Recently I posted an article about CSS optimization describing five simple steps you can do to speed up the page load time and the bowser execution time. One of the key features is to use effective selectors, but what exactly that means.

Parents and children

In CSS, after the name of cascading, there is a very powerful feature of inheritance and you can simply describe a child style by a selector which can be something like that:

div table tr td a { color: red; }

In reality is very, but very inefficient. Event it is a working example, the browser will find every anchor <a tag within the page than check if it’s child of a td, than tr and so on until the closing outer most div tag.

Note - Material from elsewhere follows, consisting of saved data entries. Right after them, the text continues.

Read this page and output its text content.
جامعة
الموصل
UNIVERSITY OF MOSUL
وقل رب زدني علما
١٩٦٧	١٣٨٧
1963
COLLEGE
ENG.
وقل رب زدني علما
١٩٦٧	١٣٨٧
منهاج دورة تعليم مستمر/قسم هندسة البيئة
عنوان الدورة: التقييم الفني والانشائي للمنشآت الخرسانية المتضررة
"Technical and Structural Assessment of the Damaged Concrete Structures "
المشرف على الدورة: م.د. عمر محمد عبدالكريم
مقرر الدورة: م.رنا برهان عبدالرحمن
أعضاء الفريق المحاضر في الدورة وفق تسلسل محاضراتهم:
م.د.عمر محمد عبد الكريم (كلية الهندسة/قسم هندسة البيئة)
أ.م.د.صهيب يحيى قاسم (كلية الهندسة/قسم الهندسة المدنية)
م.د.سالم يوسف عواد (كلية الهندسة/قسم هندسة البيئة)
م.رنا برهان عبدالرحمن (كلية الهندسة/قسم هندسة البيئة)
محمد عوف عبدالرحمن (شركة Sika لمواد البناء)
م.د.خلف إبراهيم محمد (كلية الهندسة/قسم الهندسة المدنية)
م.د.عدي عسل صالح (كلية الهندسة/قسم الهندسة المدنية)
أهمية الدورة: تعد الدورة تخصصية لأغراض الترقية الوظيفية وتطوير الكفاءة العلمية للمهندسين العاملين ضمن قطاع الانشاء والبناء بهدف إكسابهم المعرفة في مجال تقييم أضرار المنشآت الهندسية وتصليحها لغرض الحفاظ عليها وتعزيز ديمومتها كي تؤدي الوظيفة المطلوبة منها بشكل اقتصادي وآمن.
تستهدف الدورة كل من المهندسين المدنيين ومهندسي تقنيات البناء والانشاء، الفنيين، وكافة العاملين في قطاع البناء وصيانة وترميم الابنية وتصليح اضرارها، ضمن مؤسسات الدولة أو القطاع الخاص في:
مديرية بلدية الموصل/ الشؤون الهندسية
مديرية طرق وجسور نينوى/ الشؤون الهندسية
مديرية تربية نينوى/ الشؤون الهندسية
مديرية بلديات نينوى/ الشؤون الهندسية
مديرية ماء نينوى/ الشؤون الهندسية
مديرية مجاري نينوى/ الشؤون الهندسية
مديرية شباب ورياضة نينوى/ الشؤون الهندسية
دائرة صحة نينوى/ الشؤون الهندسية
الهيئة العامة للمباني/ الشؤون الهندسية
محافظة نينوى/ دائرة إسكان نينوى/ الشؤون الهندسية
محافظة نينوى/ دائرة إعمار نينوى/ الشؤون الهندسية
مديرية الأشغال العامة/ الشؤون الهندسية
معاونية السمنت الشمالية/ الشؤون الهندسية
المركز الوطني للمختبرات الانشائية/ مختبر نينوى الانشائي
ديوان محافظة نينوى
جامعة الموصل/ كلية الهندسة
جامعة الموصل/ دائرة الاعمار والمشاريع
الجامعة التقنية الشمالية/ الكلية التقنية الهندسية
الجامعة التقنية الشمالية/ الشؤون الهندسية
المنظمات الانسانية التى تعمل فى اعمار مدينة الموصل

That’s why the browser is really hard to find every one of these tags just to apply a simple font color. What the big problem is that once you have thousands of tags in that page the browser starts to use CPU and the application starts to be irresponsive.

The solution

Of course there’s a simple solution, which can be described as transformation from inefficient to efficient selectors. Because the browser can find a tag way faster by a given ID or CLASS you can simply convert the code above with something like:

a.my-class { color: red; }

and than change a bit the markup with a tags with that specific class name. Which is a bit tricky, but speedups the performance a lot.

How can I find bad selectors?

Actually that is the big problem. Once you’re into the deep of web development the applications are so big, with so many CSS selectors and so many CSS rules that you simply cannot track that any more.

Hopefully there comes some tools that can describe you everything and point you the inefficient selectors. My personal choice is the Google’s Page Speed plugin, which can be installed to the Firebug on Mozilla Firefox. It can analyze the page and extract a list of inefficient and so called very inefficient selectors that must be fixed!